Il caressa les pierres humides, embrassa la surface rugueuse et étendit ses bras en croix sur le grand corps de la bâtisse. Il ressentait de l'affection, un amour mélancolique, pour cet antre si féminine, complice de sa nuit solitaire. Présence maternelle, protection utérine, chaleureuse de ses ailes de pierre refermant le passé, s'ouvrant par bouches béantes à jour qui éclatait plein de promesses en ce matin.
Il se rassasia d'un peu de pain et d'eau, empaqueta ses affaires.
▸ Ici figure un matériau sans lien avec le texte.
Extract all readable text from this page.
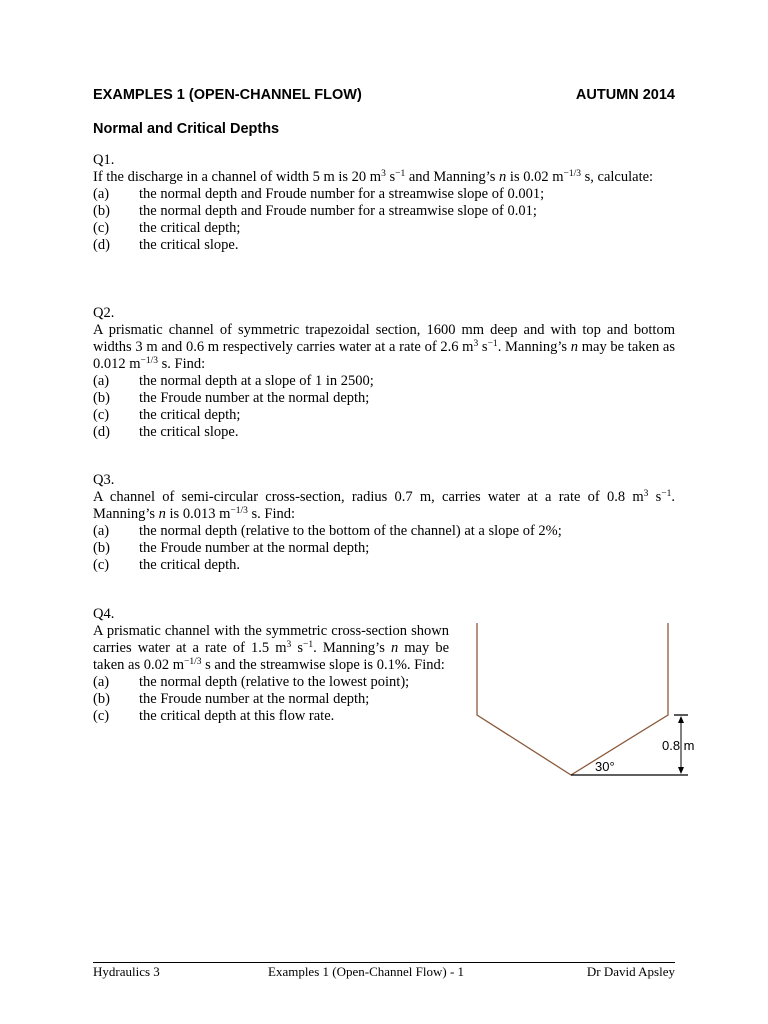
EXAMPLES 1 (OPEN-CHANNEL FLOW)	AUTUMN 2014
Normal and Critical Depths
Q1.
If the discharge in a channel of width 5 m is 20 $m^3$ $s^{-1}$ and Manning’s n is 0.02 $m^{-1/3}$ s, calculate:
(a)	the normal depth and Froude number for a streamwise slope of 0.001;
(b)	the normal depth and Froude number for a streamwise slope of 0.01;
(c)	the critical depth;
(d)	the critical slope.
Q2.
A prismatic channel of symmetric trapezoidal section, 1600 mm deep and with top and bottom widths 3 m and 0.6 m respectively carries water at a rate of 2.6 $m^3$ $s^{-1}$. Manning’s n may be taken as 0.012 $m^{-1/3}$ s. Find:
(a)	the normal depth at a slope of 1 in 2500;
(b)	the Froude number at the normal depth;
(c)	the critical depth;
(d)	the critical slope.
Q3.
A channel of semi-circular cross-section, radius 0.7 m, carries water at a rate of 0.8 $m^3$ $s^{-1}$. Manning’s n is 0.013 $m^{-1/3}$ s. Find:
(a)	the normal depth (relative to the bottom of the channel) at a slope of 2%;
(b)	the Froude number at the normal depth;
(c)	the critical depth.
Q4.
A prismatic channel with the symmetric cross-section shown carries water at a rate of 1.5 $m^3$ $s^{-1}$. Manning’s n may be taken as 0.02 $m^{-1/3}$ s and the streamwise slope is 0.1%. Find:
(a)	the normal depth (relative to the lowest point);
(b)	the Froude number at the normal depth;
(c)	the critical depth at this flow rate.
0.8 m
30°
Hydraulics 3	Examples 1 (Open-Channel Flow) - 1	Dr David Apsley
Il huma jusqu'à l'ivresse les parfums et les odeurs que le sol, les arbres, l'air dégageaient. Jacques reprit le chemin en direction du village, laissant la maison à son isolement, se promettant de revenir, lorsque la vie…………. Dans l'espoir de retrouver la même sensation salvatrice d'une nuit passée auprès de ces vieilles pierres.